The Pre-Christmas Season
FROM THE RECTOR
Do you remember when writing “Xmas” instead of “Christmas” was a controversy people seemed eager to complain about? To some, it felt like secular forces were trying to remove the baby Jesus from the winter holiday season, and they reacted with righteous indignation. That for centuries Christians have used the Greek letter Chi—an “X”—as a substitute for the word “Christ,” which begins with an “X” in Greek, seemed lost on those who were angry.
Every year at this time, a handful of cultural debates arise because of the collision of secular celebration and religious observance. I do not hear as much about “Xmas” as I used to, but various forms of the same controversy bubble up in my social media timelines, and I think it is helpful for me to stop and examine which ones seem to capture my emotional attention this year.
Years ago, I was convinced that decorating early for Christmas was the single greatest threat to a faithful preparation for the Feast of the Nativity. (Ha!) I was part of a congregation that insisted on an austere Advent with absolutely no greenery in the church until Christmas Eve. Every year, about a week before Christmas, the rector drove the youth group through town in the church van to see tacky holiday lights, and he always boasted that his house had not a single celebratory light on display. I fell right in line. What a burden that was for my family, who were eager to get the house ready for Christmas! Although I continue to grumble about decorating the “Advent shrub” too early, I have mostly moved on to other gripes.
For a while, I joined the cause and fought against using blue altar hangings during Advent. I had always used purple, and the blue tradition reflects a particular and fairly narrow understanding of our Anglican heritage. Before the Reformation, Salisbury Cathedral was unique in being given permission to use blue during Advent, and, in part because the Sarum Rite—the particular form of the liturgy used at Salisbury—was found in many parishes in southern England, Thomas Cranmer incorporated some parts of it into first English Book of Common Prayer.

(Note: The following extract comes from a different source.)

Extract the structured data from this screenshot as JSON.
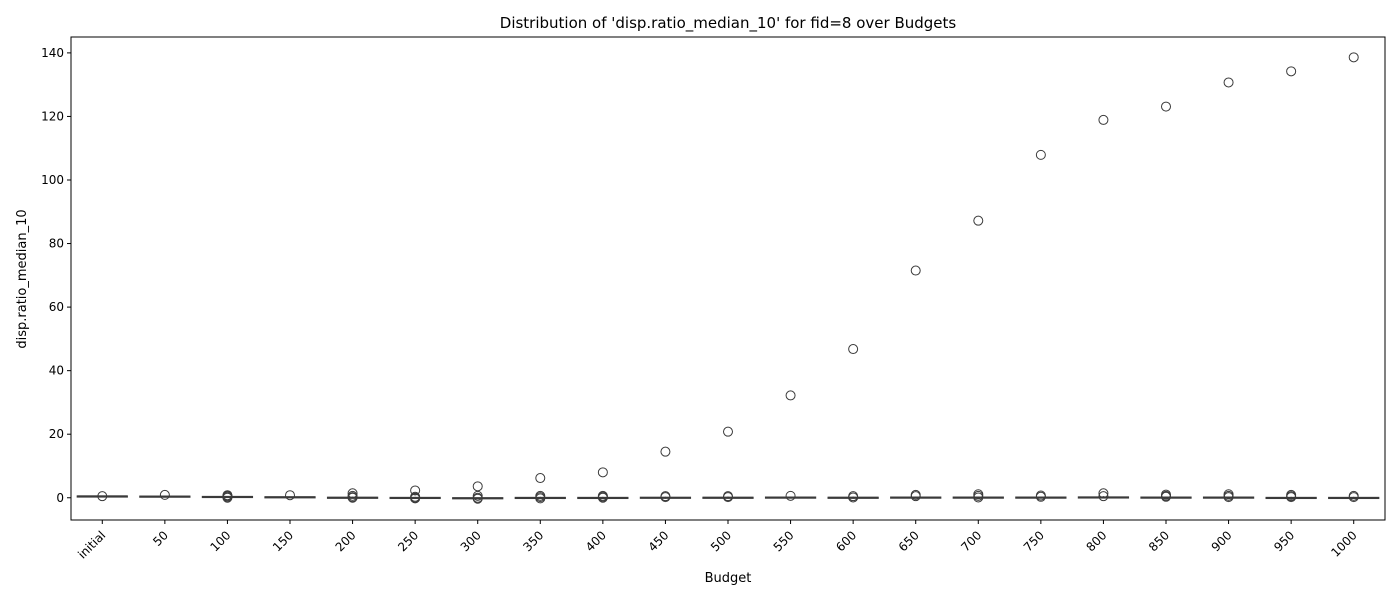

Some argue, therefore, that blue is the proper color for Advent in Episcopal churches, but others, including me, prefer to embrace the wider tradition of Advent as a penitential and preparatory season and insist on purple. For my first year or two at St. Paul’s, the blue hangings we use felt strange, but each year their beauty has a way of softening me. My colleagues still hear me wonder aloud about using purple, but I like the stunning blue set we use more and more.
This year, I find it pretty easy to ignore those who want to argue about Christmas music playing on the radio in late November and whether the plastic baby Jesus belongs in the nativity scene as soon as Thanksgiving is over. I have given up caring about whether Santa Claus distracts us from the real meaning of Christmas and whether Helmsley should be the opening or closing hymn on the First Sunday of Advent. But I do find myself getting sucked into the debate over what Advent is all about.

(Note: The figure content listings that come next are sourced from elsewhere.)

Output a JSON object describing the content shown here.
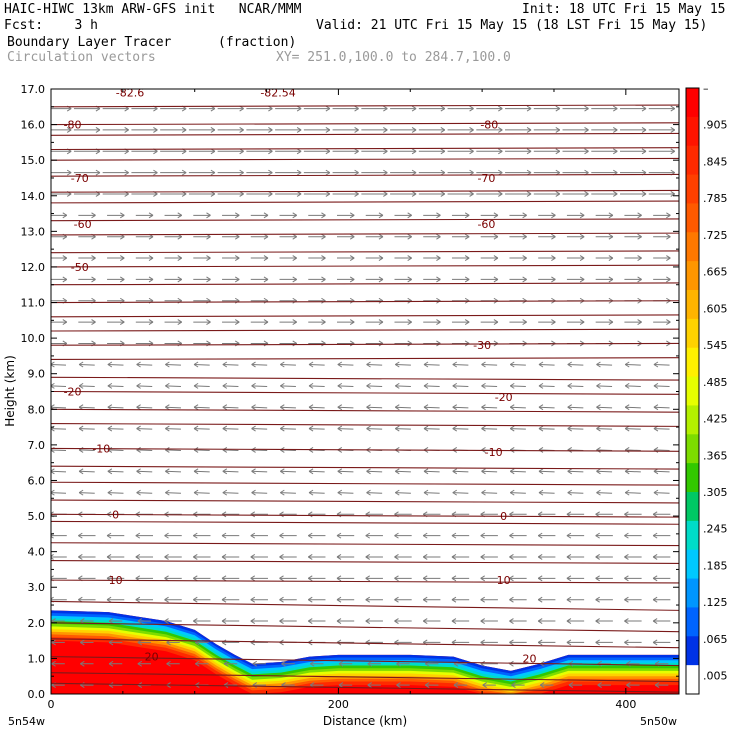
{
  "header": {
    "title": "HAIC-HIWC 13km ARW-GFS init   NCAR/MMM",
    "init": "Init: 18 UTC Fri 15 May 15",
    "fcst": "Fcst:    3 h",
    "valid": "Valid: 21 UTC Fri 15 May 15 (18 LST Fri 15 May 15)",
    "field": "Boundary Layer Tracer",
    "units": "(fraction)",
    "vectors": "Circulation vectors",
    "xy": "XY= 251.0,100.0 to 284.7,100.0"
  },
  "chart_data": {
    "type": "heatmap",
    "xlabel": "Distance (km)",
    "ylabel": "Height (km)",
    "xlim": [
      0,
      437
    ],
    "ylim": [
      0,
      17
    ],
    "x_ticks": [
      "0",
      "200",
      "400"
    ],
    "y_ticks": [
      "0.0",
      "1.0",
      "2.0",
      "3.0",
      "4.0",
      "5.0",
      "6.0",
      "7.0",
      "8.0",
      "9.0",
      "10.0",
      "11.0",
      "12.0",
      "13.0",
      "14.0",
      "15.0",
      "16.0",
      "17.0"
    ],
    "x_end_labels": {
      "left": "5n54w",
      "right": "5n50w"
    },
    "colorbar": {
      "labels": [
        "–",
        ".905",
        ".845",
        ".785",
        ".725",
        ".665",
        ".605",
        ".545",
        ".485",
        ".425",
        ".365",
        ".305",
        ".245",
        ".185",
        ".125",
        ".065",
        ".005"
      ],
      "colors": [
        "#ff0000",
        "#ff1400",
        "#ff2a00",
        "#ff4000",
        "#ff5a00",
        "#ff7800",
        "#ff9600",
        "#ffb400",
        "#ffd200",
        "#fff000",
        "#e6ff00",
        "#b4f000",
        "#7ddc00",
        "#32c800",
        "#00c864",
        "#00dcc8",
        "#00c8ff",
        "#0096ff",
        "#0064ff",
        "#0032e6",
        "#ffffff"
      ]
    },
    "tracer_top": [
      [
        0,
        2.35
      ],
      [
        40,
        2.3
      ],
      [
        80,
        2.05
      ],
      [
        100,
        1.8
      ],
      [
        115,
        1.4
      ],
      [
        128,
        1.1
      ],
      [
        140,
        0.85
      ],
      [
        160,
        0.9
      ],
      [
        180,
        1.05
      ],
      [
        200,
        1.1
      ],
      [
        250,
        1.1
      ],
      [
        280,
        1.05
      ],
      [
        300,
        0.8
      ],
      [
        320,
        0.65
      ],
      [
        340,
        0.85
      ],
      [
        360,
        1.1
      ],
      [
        400,
        1.1
      ],
      [
        437,
        1.1
      ]
    ],
    "temp_contours": [
      {
        "label": "-82.6",
        "x": 55,
        "y": 16.9
      },
      {
        "label": "-82.54",
        "x": 158,
        "y": 16.9
      },
      {
        "label": "-80",
        "x": 15,
        "y": 16.0
      },
      {
        "label": "-80",
        "x": 305,
        "y": 16.0
      },
      {
        "label": "-70",
        "x": 20,
        "y": 14.5
      },
      {
        "label": "-70",
        "x": 303,
        "y": 14.5
      },
      {
        "label": "-60",
        "x": 22,
        "y": 13.2
      },
      {
        "label": "-60",
        "x": 303,
        "y": 13.2
      },
      {
        "label": "-50",
        "x": 20,
        "y": 12.0
      },
      {
        "label": "-30",
        "x": 300,
        "y": 9.8
      },
      {
        "label": "-20",
        "x": 15,
        "y": 8.5
      },
      {
        "label": "-20",
        "x": 315,
        "y": 8.35
      },
      {
        "label": "-10",
        "x": 35,
        "y": 6.9
      },
      {
        "label": "-10",
        "x": 308,
        "y": 6.8
      },
      {
        "label": "0",
        "x": 45,
        "y": 5.05
      },
      {
        "label": "0",
        "x": 315,
        "y": 5.0
      },
      {
        "label": "10",
        "x": 45,
        "y": 3.2
      },
      {
        "label": "10",
        "x": 315,
        "y": 3.2
      },
      {
        "label": "20",
        "x": 70,
        "y": 1.05
      },
      {
        "label": "20",
        "x": 333,
        "y": 1.0
      }
    ]
  }
}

Though it is not an argument I care to make on my own, I am interested in the theological tension between those who approach Advent as a time to get ready for Christmas and those who think it is a time to get ready for Christ’s second coming (as if we cannot do both at the same time). For every person who posts about the weekly themes of Advent being peace, joy, hope, and love, there is another who reminds us that not that long ago we focused instead on death, judgment, heaven, and hell. Which is right? What should we focus on this season?
Before the current prayer book was adopted in 1979, the gospel lessons for the four Sundays of Advent recalled Jesus’ entry into Jerusalem (Matt. 21), Jesus’ warnings about the world’s end (Luke 21), Jesus’ description of his messianic identity (Matt. 11), and John the Baptist’s insistence that he was preparing the way for another (John 1). They contained not one mention of the nativity cycle! Our current lectionary maintains that focus for the first three weeks and only brings in passages about preparing for the birth of Jesus in the final week of Advent. The same theological approach is reflected in the collects and proper preface for the season. Thus, if you come to church each week and listen to the lessons and the sermons and prayers, you would have a hard time thinking that Advent is about getting ready for Bethlehem and probably would think that the church focuses a little too much on the end times.

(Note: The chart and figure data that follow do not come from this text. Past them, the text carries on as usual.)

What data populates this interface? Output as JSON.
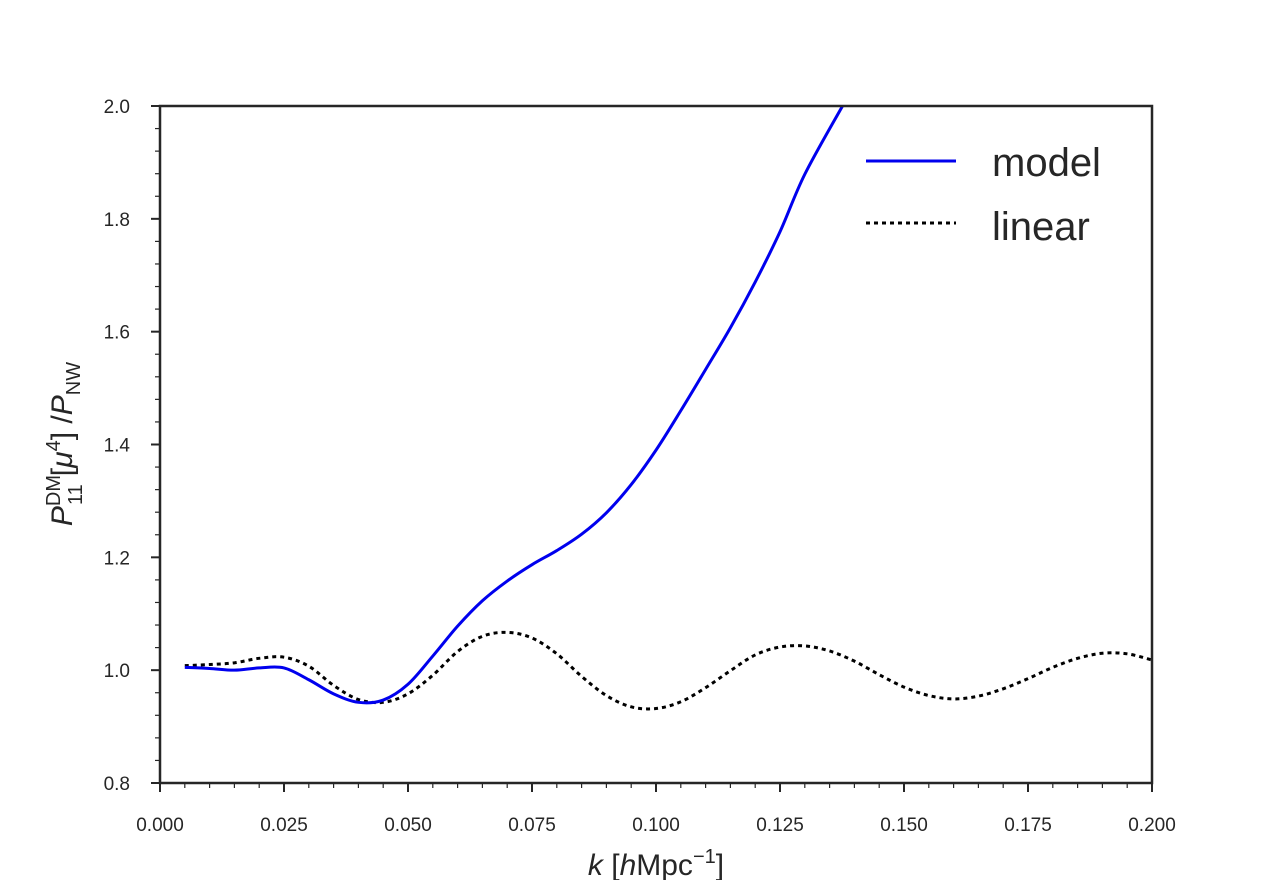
{
  "chart_data": {
    "type": "line",
    "xlabel": {
      "var": "k",
      "open": " [",
      "unit_it": "h",
      "unit": "Mpc",
      "exp": "−1",
      "close": "]"
    },
    "ylabel": {
      "var": "P",
      "var_sup": "DM",
      "var_sub": "11",
      "mu_open": "[",
      "mu": "μ",
      "mu_exp": "4",
      "mu_close": "] /",
      "denom": "P",
      "denom_sub": "NW"
    },
    "xlim": [
      0.0,
      0.2
    ],
    "ylim": [
      0.8,
      2.0
    ],
    "x_ticks": [
      {
        "value": 0.0,
        "label": "0.000"
      },
      {
        "value": 0.025,
        "label": "0.025"
      },
      {
        "value": 0.05,
        "label": "0.050"
      },
      {
        "value": 0.075,
        "label": "0.075"
      },
      {
        "value": 0.1,
        "label": "0.100"
      },
      {
        "value": 0.125,
        "label": "0.125"
      },
      {
        "value": 0.15,
        "label": "0.150"
      },
      {
        "value": 0.175,
        "label": "0.175"
      },
      {
        "value": 0.2,
        "label": "0.200"
      }
    ],
    "y_ticks": [
      {
        "value": 0.8,
        "label": "0.8"
      },
      {
        "value": 1.0,
        "label": "1.0"
      },
      {
        "value": 1.2,
        "label": "1.2"
      },
      {
        "value": 1.4,
        "label": "1.4"
      },
      {
        "value": 1.6,
        "label": "1.6"
      },
      {
        "value": 1.8,
        "label": "1.8"
      },
      {
        "value": 2.0,
        "label": "2.0"
      }
    ],
    "grid": false,
    "legend_position": "top-right",
    "series": [
      {
        "name": "model",
        "color": "#0000ee",
        "style": "solid",
        "x": [
          0.005,
          0.01,
          0.015,
          0.02,
          0.025,
          0.03,
          0.035,
          0.04,
          0.045,
          0.05,
          0.055,
          0.06,
          0.065,
          0.07,
          0.075,
          0.08,
          0.085,
          0.09,
          0.095,
          0.1,
          0.105,
          0.11,
          0.115,
          0.12,
          0.125,
          0.13,
          0.1376
        ],
        "y": [
          1.005,
          1.003,
          1.0,
          1.004,
          1.004,
          0.983,
          0.958,
          0.943,
          0.947,
          0.975,
          1.025,
          1.078,
          1.123,
          1.158,
          1.187,
          1.212,
          1.241,
          1.279,
          1.329,
          1.39,
          1.46,
          1.533,
          1.607,
          1.688,
          1.777,
          1.879,
          2.0
        ]
      },
      {
        "name": "linear",
        "color": "#000000",
        "style": "dotted",
        "x": [
          0.005,
          0.01,
          0.015,
          0.02,
          0.025,
          0.03,
          0.035,
          0.04,
          0.045,
          0.05,
          0.055,
          0.06,
          0.065,
          0.07,
          0.075,
          0.08,
          0.085,
          0.09,
          0.095,
          0.1,
          0.105,
          0.11,
          0.115,
          0.12,
          0.125,
          0.13,
          0.135,
          0.14,
          0.145,
          0.15,
          0.155,
          0.16,
          0.165,
          0.17,
          0.175,
          0.18,
          0.185,
          0.19,
          0.195,
          0.2
        ],
        "y": [
          1.008,
          1.01,
          1.013,
          1.021,
          1.023,
          1.007,
          0.973,
          0.948,
          0.943,
          0.958,
          0.991,
          1.033,
          1.06,
          1.067,
          1.057,
          1.029,
          0.989,
          0.955,
          0.935,
          0.932,
          0.944,
          0.969,
          0.999,
          1.027,
          1.041,
          1.043,
          1.034,
          1.016,
          0.992,
          0.97,
          0.955,
          0.949,
          0.954,
          0.967,
          0.985,
          1.005,
          1.021,
          1.03,
          1.029,
          1.018
        ]
      }
    ]
  }
}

And yet so much of how we get ready for the end of time is based on what God shows us in the birth of God’s Son, Jesus. If God loves the world so much that God would pursue union with humanity in the birth of a vulnerable child, God’s tenderness and care will also be reflected as all of God’s promises come to their completion. As our liturgy in Advent repeatedly reminds us, we can look forward to the day of judgement because we know of God’s mercy and love. Our comfort comes from confronting the reality of death and judgment, of heaven and hell, with faith in the one who was born in Bethlehem and who lived and died and was raised for our sakes. Advent, therefore, must not ignore those last great things but present them with hope, love, peace, and joy.
As you get ready for Christmas this year, think of it as both a way to get ready for the joy of Jesus’ birth and a way to prepare with joy for the second coming of Christ. Because we celebrate Christmas, we also look forward to end of time—to the second advent of Christ, when all that we know about our loving God becomes fully manifest in the new creation.